Algunas caricaturas generan déficit de atención en niños

El trastorno por déficit de atención con hiperactividad (TDAH) es un síndrome conductual con bases neurobiológicas y un fuerte componente genético

La Academia Americana de Pediatría de EUA, recomienda limitar la exposición de menores de 4 años a la televisión y desalienta por completo que los menores de 2 años vean caricaturas como “Bob Esponja” ya que generan déficit de atención.

Según resultados de un estudio, que se publicó en la revista Pediatrics, la Academia Americana de Pediatría, advierte que algunos programas de televisión pueden ser peores que otros y generar en los menores déficit de atención en el corto tiempo y problemas de aprendizaje.

La investigación, titulada “El impacto inmediato de los diferentes tipos de televisión en la función ejecutiva de los niños pequeños”, coordinada por la Dra. Angeline Lillard, de la Universidad de Virginia, se realizó entre 60 niños seleccionados al azar, menores de cuatro años de edad y divididos en tres grupos.

A un grupo se le proyectó la caricatura de ritmo rápido “Bob Esponja”, a otro el dibujo animado de ritmo más lento “Caillou” y el tercer grupo fue de control y recibió lápices de colores y marcadores para realizar un dibujo libre durante un mismo período de tiempo.

La prueba tenía como objetivo analizar la atención de niños menores de 4 años de edad en la resolución de problemas, la autorregulación y otras habilidades de su función ejecutiva después de que vieron uno de los dos dibujos animados de nueve minutos.

El grupo de niños que le correspondió la animación de la esponja,  tuvo resultados significativamente peores en las pruebas que el equipo que le tocó dibujo, y no hubo diferencias entre este y al que le fue exhibida “Caillou”, una caricatura más realista relacionada con un niño en edad preescolar típico.

Los niños que vieron “Bob Esponja” obtuvieron un promedio de 12 puntos menos que los otros dos grupos, mientras que en otra prueba, que medía el dominio de sus facultades y la impulsividad después de ver la caricatura, mostraron una conducta acelerada.

En la segunda prueba se observó el tiempo que esperaban para comerse unos bocadillos que les ofrecieron cuando el investigador salió del salón, y el grupo que vio a “Bob Esponja” esperó un promedio de dos minutos y medio para comerlos, mientras que los otros dos grupos tardaron por lo menos cuatro minutos.
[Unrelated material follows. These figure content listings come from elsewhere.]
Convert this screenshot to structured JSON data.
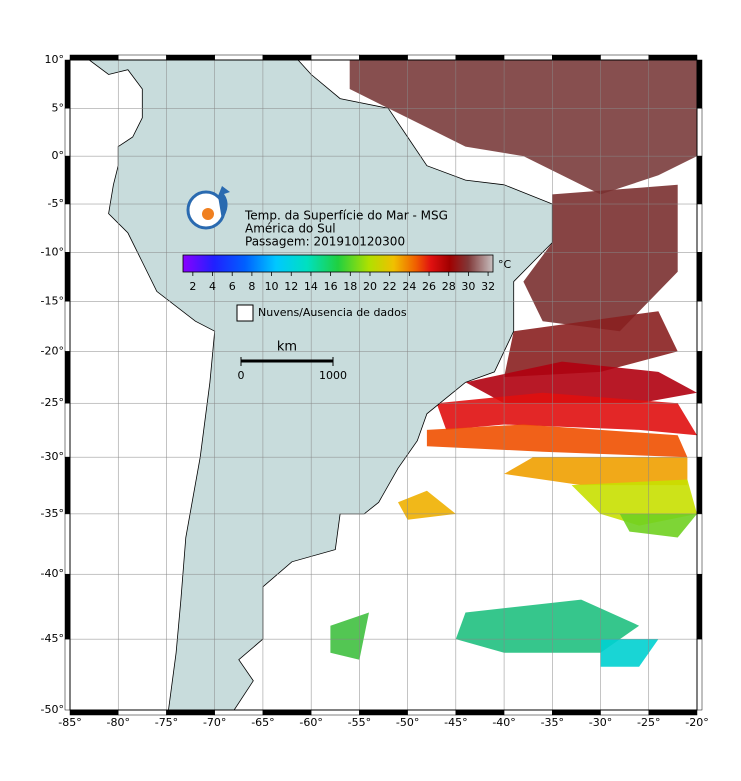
{
  "map": {
    "title_lines": [
      "Temp. da Superfície do Mar - MSG",
      "América do Sul",
      "Passagem: 201910120300"
    ],
    "colorbar": {
      "ticks": [
        2,
        4,
        6,
        8,
        10,
        12,
        14,
        16,
        18,
        20,
        22,
        24,
        26,
        28,
        30,
        32
      ],
      "range": [
        1,
        32.5
      ],
      "unit": "°C"
    },
    "legend": "Nuvens/Ausencia de dados",
    "scale_bar": {
      "unit": "km",
      "ticks": [
        0,
        1000
      ]
    },
    "lon_ticks": [
      {
        "value": -85,
        "label": "-85°"
      },
      {
        "value": -80,
        "label": "-80°"
      },
      {
        "value": -75,
        "label": "-75°"
      },
      {
        "value": -70,
        "label": "-70°"
      },
      {
        "value": -65,
        "label": "-65°"
      },
      {
        "value": -60,
        "label": "-60°"
      },
      {
        "value": -55,
        "label": "-55°"
      },
      {
        "value": -50,
        "label": "-50°"
      },
      {
        "value": -45,
        "label": "-45°"
      },
      {
        "value": -40,
        "label": "-40°"
      },
      {
        "value": -35,
        "label": "-35°"
      },
      {
        "value": -30,
        "label": "-30°"
      },
      {
        "value": -25,
        "label": "-25°"
      },
      {
        "value": -20,
        "label": "-20°"
      }
    ],
    "lat_ticks": [
      {
        "value": 10,
        "label": "10°"
      },
      {
        "value": 5,
        "label": "5°"
      },
      {
        "value": 0,
        "label": "0°"
      },
      {
        "value": -5,
        "label": "-5°"
      },
      {
        "value": -10,
        "label": "-10°"
      },
      {
        "value": -15,
        "label": "-15°"
      },
      {
        "value": -20,
        "label": "-20°"
      },
      {
        "value": -25,
        "label": "-25°"
      },
      {
        "value": -30,
        "label": "-30°"
      },
      {
        "value": -35,
        "label": "-35°"
      },
      {
        "value": -40,
        "label": "-40°"
      },
      {
        "value": -45,
        "label": "-45°"
      },
      {
        "value": -50,
        "label": "-50°"
      }
    ]
  }
}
Los autores del estudio admitieron que no podían precisar cuáles características de la serie de televisión crearon los efectos, aunque especulan que la combinación de acontecimientos fantásticos y el ritmo rápido son los responsables.
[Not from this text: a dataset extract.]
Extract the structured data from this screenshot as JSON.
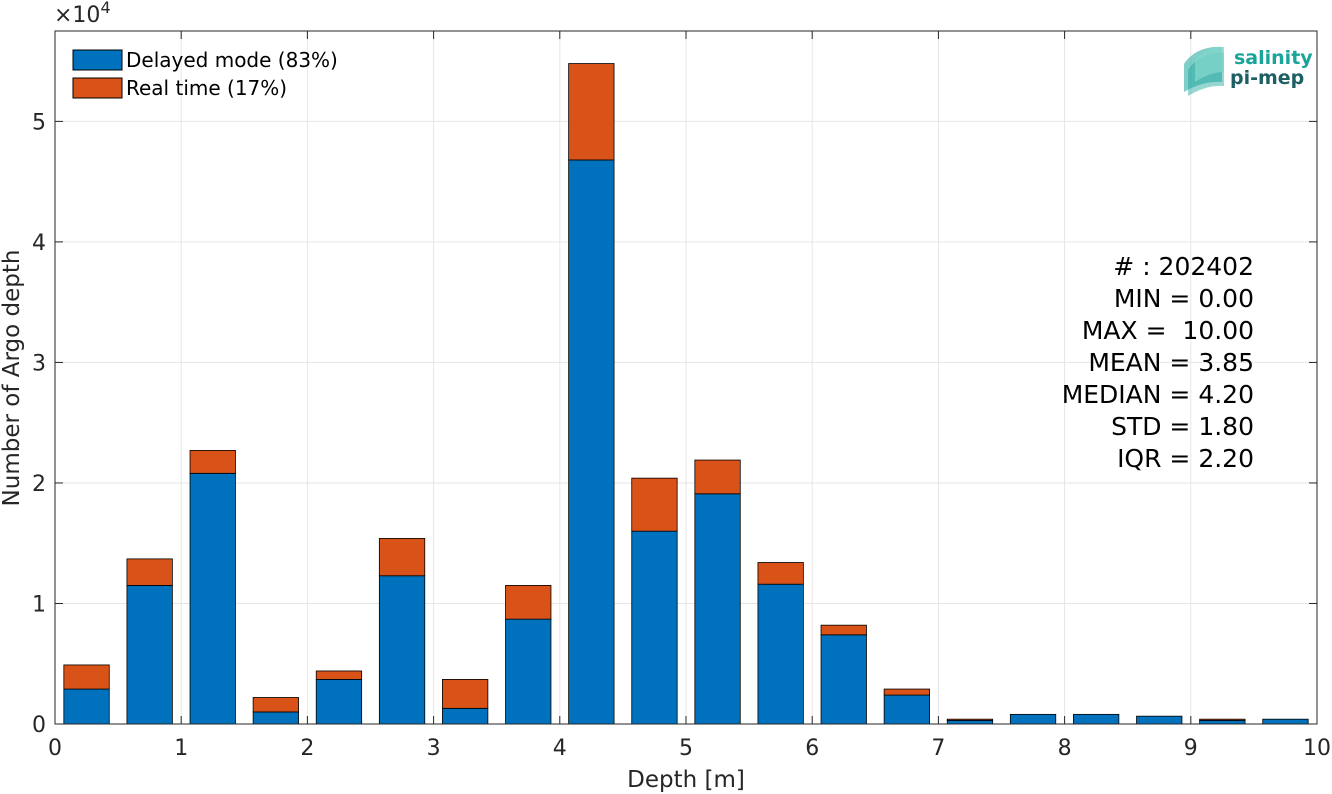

Investigaciones previas han vinculado a la televisión con problemas de atención de largo plazo en los niños, sin embargo, el nuevo estudio afirma que pueden ocurrir problemas inmediatos a un breve período de exposición de los niños pequeños.

En una caricatura estamos hablando de un promedio de 22 minutos de acción, por lo que un niño más pequeño ante un programa completo puede recibir más daño. La exposición a los medios constituye un asunto de salud pública.

Los investigadores llegaron a la conclusión de que se debe promover la conciencia entre los padres de que al dejar ver a los pequeños este tipo de programas de televisión muy rápidos se está propiciando el deterioro inmediato de la función ejecutiva de los niños.